The new data I have been collecting for the past 2 weeks (see below) show that cases in the under 18 age group are up by 73 percent in Fairfax County, whereas cases over age 50 are down by 23 percent. There is a definite shift to younger age groups. There is a hint of this in the data on death by age group, which I have been keeping from the daily Fairfax reports since Aug. 15. Of the 11 deaths between Aug. 15 and Aug. 31, the distribution by age group 0-17, 18-49, 50-65, 65+ is 1, 1, 3, and 6 respectively. This recent death of a person under 18 is tragically the *very first* in that age group in Fairfax County since Fairfax started keeping data back in March 2017. The 6 deaths from the over 65 group represents 55 percent of the 11 total, a significant drop from the pandemic average of 82 percent. With a caveat about statistical fluctuations, it appears that deaths are shifting younger too, correlating with the higher fraction of cases among younger people, who are much less likely to be vaccinated than people over 65. This is another argument for the need for vaccinations in all age groups for reducing needless deaths from COVID-19.

**Recent trends June – August, 2021**

The graph below magnifies the above graph for Fairfax County from June through August 2021 (except I changed averaging to 7-day averaging for this shorter time span). The graph also adds the predictions of exponential doubling models with doubling times of 8 and 10 days. While the initial Delta ramp-up indicated a doubling time around a week, the actual data have bent away from that rapid increase and are leveling now, consistent with the idea of a leveling in cases after around 2 months of ramping up (see above). Only time will tell whether cases remain low, given that schools are just now restarting in Fairfax, potentially a source of new infections.

The average hospitalization rate has tended to remain lower than my model predictions by roughly 50 percent, or half of the predicted value. While I do not have a specific explanation, it may be related to vaccinations, since breakthrough cases in vaccinated people tend to lead to less severe illness. In any case, it would be good if H now turns out to be nearer C/60 instead of C/33.

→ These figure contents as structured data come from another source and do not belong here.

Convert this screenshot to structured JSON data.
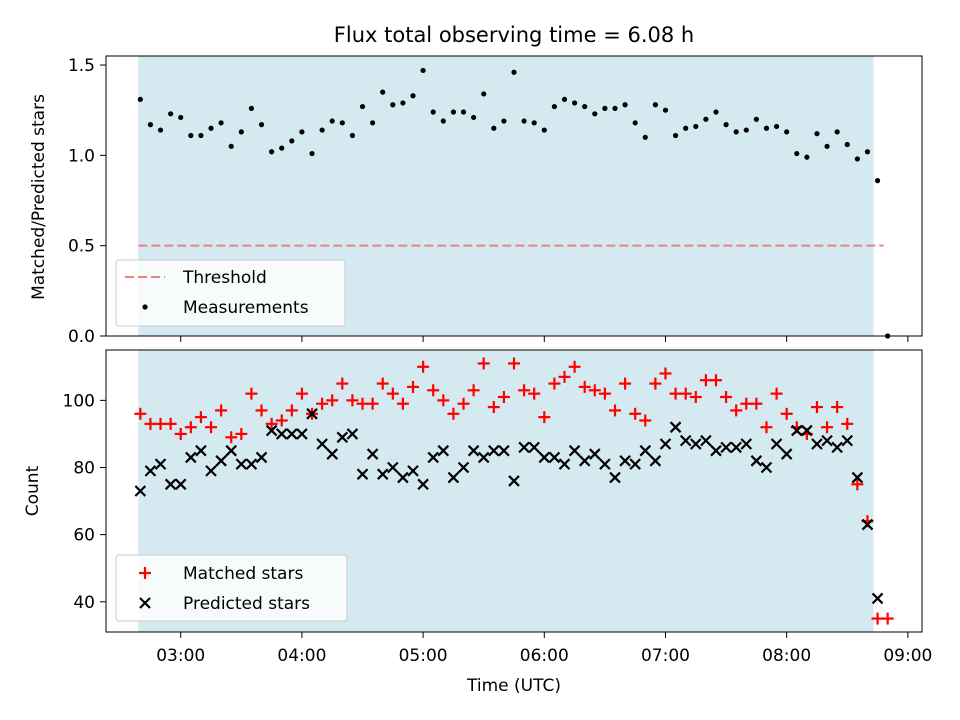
{
  "title": "Flux total observing time = 6.08 h",
  "colors": {
    "observing_span": "#d4eaf0",
    "threshold": "#f08080",
    "measurements": "#000000",
    "matched": "#ff0000",
    "predicted": "#000000"
  },
  "chart_data": [
    {
      "type": "scatter",
      "panel": "top",
      "ylabel": "Matched/Predicted stars",
      "ylim": [
        0.0,
        1.55
      ],
      "yticks": [
        "0.0",
        "0.5",
        "1.0",
        "1.5"
      ],
      "xlim": [
        "02:23",
        "09:07"
      ],
      "observing_span": [
        "02:39",
        "08:43"
      ],
      "legend_location": "lower-left",
      "threshold": {
        "name": "Threshold",
        "value": 0.5,
        "x": [
          "02:39",
          "08:48"
        ]
      },
      "series": [
        {
          "name": "Measurements",
          "x": [
            "02:40",
            "02:45",
            "02:50",
            "02:55",
            "03:00",
            "03:05",
            "03:10",
            "03:15",
            "03:20",
            "03:25",
            "03:30",
            "03:35",
            "03:40",
            "03:45",
            "03:50",
            "03:55",
            "04:00",
            "04:05",
            "04:10",
            "04:15",
            "04:20",
            "04:25",
            "04:30",
            "04:35",
            "04:40",
            "04:45",
            "04:50",
            "04:55",
            "05:00",
            "05:05",
            "05:10",
            "05:15",
            "05:20",
            "05:25",
            "05:30",
            "05:35",
            "05:40",
            "05:45",
            "05:50",
            "05:55",
            "06:00",
            "06:05",
            "06:10",
            "06:15",
            "06:20",
            "06:25",
            "06:30",
            "06:35",
            "06:40",
            "06:45",
            "06:50",
            "06:55",
            "07:00",
            "07:05",
            "07:10",
            "07:15",
            "07:20",
            "07:25",
            "07:30",
            "07:35",
            "07:40",
            "07:45",
            "07:50",
            "07:55",
            "08:00",
            "08:05",
            "08:10",
            "08:15",
            "08:20",
            "08:25",
            "08:30",
            "08:35",
            "08:40",
            "08:45",
            "08:50"
          ],
          "y": [
            1.31,
            1.17,
            1.14,
            1.23,
            1.21,
            1.11,
            1.11,
            1.15,
            1.18,
            1.05,
            1.13,
            1.26,
            1.17,
            1.02,
            1.04,
            1.08,
            1.13,
            1.01,
            1.14,
            1.19,
            1.18,
            1.11,
            1.27,
            1.18,
            1.35,
            1.28,
            1.29,
            1.33,
            1.47,
            1.24,
            1.19,
            1.24,
            1.24,
            1.21,
            1.34,
            1.15,
            1.19,
            1.46,
            1.19,
            1.18,
            1.14,
            1.27,
            1.31,
            1.29,
            1.27,
            1.23,
            1.26,
            1.26,
            1.28,
            1.18,
            1.1,
            1.28,
            1.25,
            1.11,
            1.15,
            1.16,
            1.2,
            1.24,
            1.17,
            1.13,
            1.14,
            1.2,
            1.15,
            1.16,
            1.13,
            1.01,
            0.99,
            1.12,
            1.05,
            1.13,
            1.06,
            0.98,
            1.02,
            0.86,
            0.0
          ]
        }
      ]
    },
    {
      "type": "scatter",
      "panel": "bottom",
      "xlabel": "Time (UTC)",
      "ylabel": "Count",
      "ylim": [
        31,
        115
      ],
      "yticks": [
        "40",
        "60",
        "80",
        "100"
      ],
      "xticks": [
        "03:00",
        "04:00",
        "05:00",
        "06:00",
        "07:00",
        "08:00",
        "09:00"
      ],
      "xlim": [
        "02:23",
        "09:07"
      ],
      "observing_span": [
        "02:39",
        "08:43"
      ],
      "legend_location": "lower-left",
      "series": [
        {
          "name": "Matched stars",
          "marker": "plus",
          "x": [
            "02:40",
            "02:45",
            "02:50",
            "02:55",
            "03:00",
            "03:05",
            "03:10",
            "03:15",
            "03:20",
            "03:25",
            "03:30",
            "03:35",
            "03:40",
            "03:45",
            "03:50",
            "03:55",
            "04:00",
            "04:05",
            "04:10",
            "04:15",
            "04:20",
            "04:25",
            "04:30",
            "04:35",
            "04:40",
            "04:45",
            "04:50",
            "04:55",
            "05:00",
            "05:05",
            "05:10",
            "05:15",
            "05:20",
            "05:25",
            "05:30",
            "05:35",
            "05:40",
            "05:45",
            "05:50",
            "05:55",
            "06:00",
            "06:05",
            "06:10",
            "06:15",
            "06:20",
            "06:25",
            "06:30",
            "06:35",
            "06:40",
            "06:45",
            "06:50",
            "06:55",
            "07:00",
            "07:05",
            "07:10",
            "07:15",
            "07:20",
            "07:25",
            "07:30",
            "07:35",
            "07:40",
            "07:45",
            "07:50",
            "07:55",
            "08:00",
            "08:05",
            "08:10",
            "08:15",
            "08:20",
            "08:25",
            "08:30",
            "08:35",
            "08:40",
            "08:45",
            "08:50"
          ],
          "y": [
            96,
            93,
            93,
            93,
            90,
            92,
            95,
            92,
            97,
            89,
            90,
            102,
            97,
            93,
            94,
            97,
            102,
            96,
            99,
            100,
            105,
            100,
            99,
            99,
            105,
            102,
            99,
            104,
            110,
            103,
            100,
            96,
            99,
            103,
            111,
            98,
            101,
            111,
            103,
            102,
            95,
            105,
            107,
            110,
            104,
            103,
            102,
            97,
            105,
            96,
            94,
            105,
            108,
            102,
            102,
            101,
            106,
            106,
            101,
            97,
            99,
            99,
            92,
            102,
            96,
            92,
            90,
            98,
            92,
            98,
            93,
            75,
            64,
            35,
            35
          ]
        },
        {
          "name": "Predicted stars",
          "marker": "x",
          "x": [
            "02:40",
            "02:45",
            "02:50",
            "02:55",
            "03:00",
            "03:05",
            "03:10",
            "03:15",
            "03:20",
            "03:25",
            "03:30",
            "03:35",
            "03:40",
            "03:45",
            "03:50",
            "03:55",
            "04:00",
            "04:05",
            "04:10",
            "04:15",
            "04:20",
            "04:25",
            "04:30",
            "04:35",
            "04:40",
            "04:45",
            "04:50",
            "04:55",
            "05:00",
            "05:05",
            "05:10",
            "05:15",
            "05:20",
            "05:25",
            "05:30",
            "05:35",
            "05:40",
            "05:45",
            "05:50",
            "05:55",
            "06:00",
            "06:05",
            "06:10",
            "06:15",
            "06:20",
            "06:25",
            "06:30",
            "06:35",
            "06:40",
            "06:45",
            "06:50",
            "06:55",
            "07:00",
            "07:05",
            "07:10",
            "07:15",
            "07:20",
            "07:25",
            "07:30",
            "07:35",
            "07:40",
            "07:45",
            "07:50",
            "07:55",
            "08:00",
            "08:05",
            "08:10",
            "08:15",
            "08:20",
            "08:25",
            "08:30",
            "08:35",
            "08:40",
            "08:45"
          ],
          "y": [
            73,
            79,
            81,
            75,
            75,
            83,
            85,
            79,
            82,
            85,
            81,
            81,
            83,
            91,
            90,
            90,
            90,
            96,
            87,
            84,
            89,
            90,
            78,
            84,
            78,
            80,
            77,
            79,
            75,
            83,
            85,
            77,
            80,
            85,
            83,
            85,
            85,
            76,
            86,
            86,
            83,
            83,
            81,
            85,
            82,
            84,
            81,
            77,
            82,
            81,
            85,
            82,
            87,
            92,
            88,
            87,
            88,
            85,
            86,
            86,
            87,
            82,
            80,
            87,
            84,
            91,
            91,
            87,
            88,
            86,
            88,
            77,
            63,
            41
          ]
        }
      ]
    }
  ]
}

The rate of reported deaths has started increasing significantly, from less than 1 per week to 7 per week in the last week (equivalent to 1 per day). On the graph, the discrete integer values (1, 2, 3, …) of H and D in the data are evident (although zero does not show up on a log graph), whereas averages can take on any value, including between 0 and 1. Currently hospitalizations lie in the range of 0 to 6 per day, with an average around 3 per day, whereas my model predicts around 5 per day. The number of deaths per day are more typically 0 or 1, but we had 4 in one day last week, and 7 deaths in the 7-day period ending Aug. 31. My model now predicts a daily rate of around 7 deaths per week. The model is surely in “the right ballpark,” and can be used for guidance, but can not predict daily statistical fluctuations, only long term trends when there are 20 or more cases per day.